コーヒーサロンは紳士の憩いの場に、女学生向けの喫茶店は令嬢たちの楽しみの場に。
貴婦人向けのサロン喫茶も展開していきこれも大成功だった。
慈善活動にも力を入れて、寒い冬の季節に貧民たちに毛布と布団、温かい飲み物を振る舞うサービスも展開した。

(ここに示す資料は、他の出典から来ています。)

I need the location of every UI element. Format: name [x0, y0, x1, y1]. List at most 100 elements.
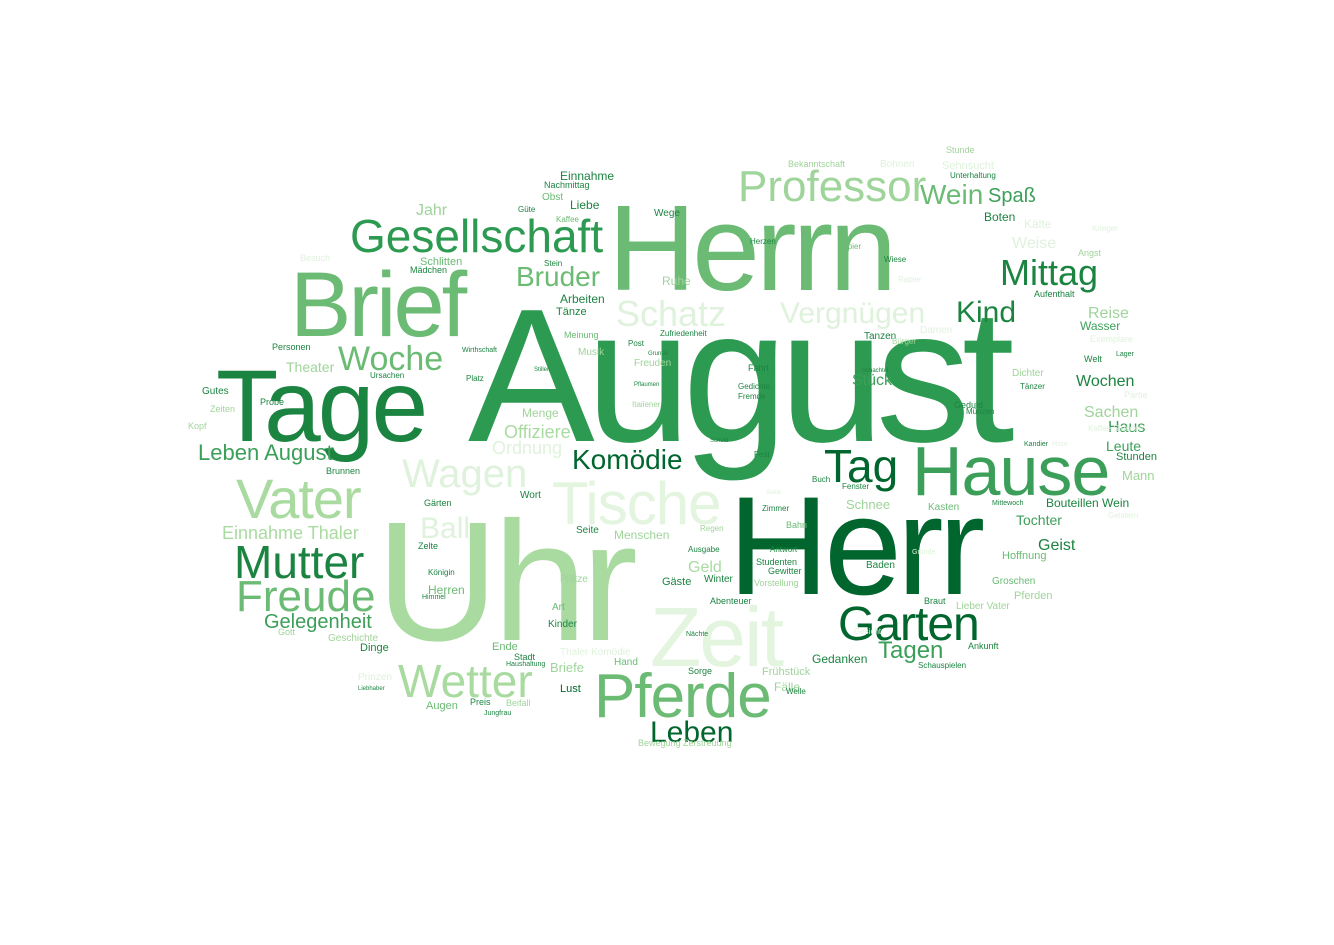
cloud-word: Schatz [616, 293, 726, 334]
cloud-word: Kinder [548, 619, 578, 630]
cloud-word: Mann [1122, 468, 1155, 483]
cloud-word: Liebhaber [358, 686, 385, 692]
cloud-word: Kaffee [556, 215, 580, 224]
cloud-word: Königin [428, 568, 455, 577]
cloud-word: Meinung [564, 330, 599, 340]
cloud-word: Besuch [300, 253, 330, 263]
cloud-word: Obst [542, 192, 563, 203]
cloud-word: Himmel [422, 594, 446, 601]
cloud-word: Abenteuer [710, 596, 752, 606]
cloud-word: Lager [1116, 351, 1135, 358]
cloud-word: Mittag [1000, 252, 1098, 293]
cloud-word: Exemplare [1090, 334, 1133, 344]
cloud-word: Tanzen [864, 331, 896, 342]
cloud-word: Gewitter [768, 566, 802, 576]
cloud-word: Probe [260, 397, 284, 407]
cloud-word: Pflaumen [634, 382, 659, 388]
cloud-word: Komödie [572, 444, 683, 475]
cloud-word: Kasten [928, 502, 959, 513]
cloud-word: Mutter [234, 536, 364, 588]
cloud-word: Regen [700, 524, 724, 533]
cloud-word: Gärten [424, 498, 452, 508]
cloud-word: Uhr [376, 487, 635, 677]
cloud-word: Boten [984, 210, 1015, 224]
cloud-word: Wirthschaft [462, 347, 497, 354]
cloud-word: Partie [1124, 390, 1148, 400]
cloud-word: Bouteillen Wein [1046, 496, 1129, 510]
cloud-word: Gesicht [854, 627, 882, 636]
cloud-word: Vergnügen [780, 297, 925, 330]
cloud-word: Stadt [514, 652, 536, 662]
cloud-word: Post [628, 339, 645, 348]
cloud-word: Groschen [992, 576, 1035, 587]
cloud-word: Freude [236, 572, 375, 621]
cloud-word: Stein [544, 259, 562, 268]
cloud-word: Lieber Vater [956, 601, 1010, 612]
cloud-word: Stunde [946, 145, 975, 155]
cloud-word: Bürger [892, 337, 916, 346]
cloud-word: Fälle [774, 680, 800, 694]
cloud-word: Nachmittag [544, 180, 590, 190]
cloud-word: Ursachen [370, 371, 404, 380]
cloud-word: Gedichte [738, 382, 771, 391]
cloud-word: Gesellschaft [350, 210, 603, 262]
cloud-word: Geistern [1108, 511, 1138, 520]
cloud-word: Welle [786, 687, 806, 696]
cloud-word: Leben August [198, 440, 333, 465]
cloud-word: Wein [920, 179, 983, 210]
cloud-word: Vorstellung [754, 578, 799, 588]
cloud-word: Kandier [1024, 441, 1049, 448]
cloud-word: Rapier [898, 275, 922, 284]
cloud-word: Platz [466, 374, 484, 383]
cloud-word: Dinge [360, 642, 389, 654]
cloud-word: Freuden [634, 358, 671, 369]
cloud-word: Wege [654, 208, 680, 219]
cloud-word: Tage [216, 349, 425, 463]
cloud-word: Mittewoch [992, 500, 1024, 507]
cloud-word: Theater [286, 359, 335, 375]
cloud-word: Leben [650, 716, 733, 749]
cloud-word: Kälte [1024, 217, 1052, 231]
cloud-word: Unterhaltung [950, 171, 996, 180]
cloud-word: Liebe [570, 198, 600, 212]
cloud-word: Jahr [416, 202, 448, 219]
cloud-word: Sorge [688, 666, 712, 676]
cloud-word: Kopf [188, 421, 207, 431]
cloud-word: Ball [420, 512, 470, 545]
cloud-word: Tische [552, 470, 721, 537]
cloud-word: Seite [576, 525, 599, 536]
cloud-word: Buch [812, 475, 830, 484]
cloud-word: Fenster [842, 482, 869, 491]
cloud-word: Papier [838, 242, 861, 251]
cloud-word: Pferden [1014, 590, 1053, 602]
cloud-word: Nächte [686, 631, 708, 638]
cloud-word: Fremde [738, 392, 766, 401]
cloud-word: Briefe [550, 660, 584, 675]
cloud-word: Spaß [988, 185, 1036, 207]
cloud-word: Woche [338, 340, 443, 378]
cloud-word: Professor [738, 162, 926, 211]
cloud-word: Gutes [202, 386, 229, 397]
cloud-word: Tagen [878, 637, 943, 664]
cloud-word: Tänzer [1020, 382, 1045, 391]
cloud-word: Einnahme [560, 169, 614, 183]
cloud-word: Wagen [402, 452, 527, 496]
cloud-word: Vater [236, 467, 361, 530]
cloud-word: Sachen [1084, 404, 1138, 421]
cloud-word: Pferde [594, 662, 771, 731]
cloud-word: Reise [1088, 305, 1129, 322]
cloud-word: Bahn [786, 520, 807, 530]
cloud-word: Plätze [560, 574, 588, 585]
cloud-word: Herrn [608, 180, 893, 316]
cloud-word: Herr [728, 467, 984, 624]
cloud-word: Ordnung [492, 438, 562, 458]
cloud-word: Thaler Komödie [560, 647, 631, 658]
cloud-word: Hand [614, 657, 638, 668]
cloud-word: Zeiten [210, 404, 235, 414]
cloud-word: Welt [1084, 354, 1102, 364]
cloud-word: Stelle [766, 490, 782, 496]
cloud-word: Jungfrau [484, 710, 511, 717]
cloud-word: Baden [866, 560, 895, 571]
cloud-word: Geist [1038, 537, 1076, 554]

治安面の問題も、事業にバックアップしてくれるレイモンド・ラエル大公が人を派遣して店内の安全確保の確認、指導、慈善活動中の護衛の確保に力を入れてくれて助かった。
「あら、いらっしゃい」
今日はコーヒーサロンに足を運んでいたジュリアの元に客が一人訪れた。
右頬に傷ができたアベルだった。
紛争地に長らく赴任していた彼の雰囲気は近寄りがたいものになっているかといえばそうでもない。
若い頃に比べて穏やかに物事にあたり、大事に至れば毅然と対応する頼れる将軍として人々の尊敬を集めた。
しかし、彼は独り身のまま。
周りから再婚を勧められても聞かず、親戚の子を養子にとり後継とした。
一度目の結婚で妻を不幸にしたことを自覚してのことだろう。
そんな彼の楽しみは、コーヒーサロンにかようことだった。
今日も、ジュリア・ベルティーのお店は芳しいコーヒーの香りで客をもてなす。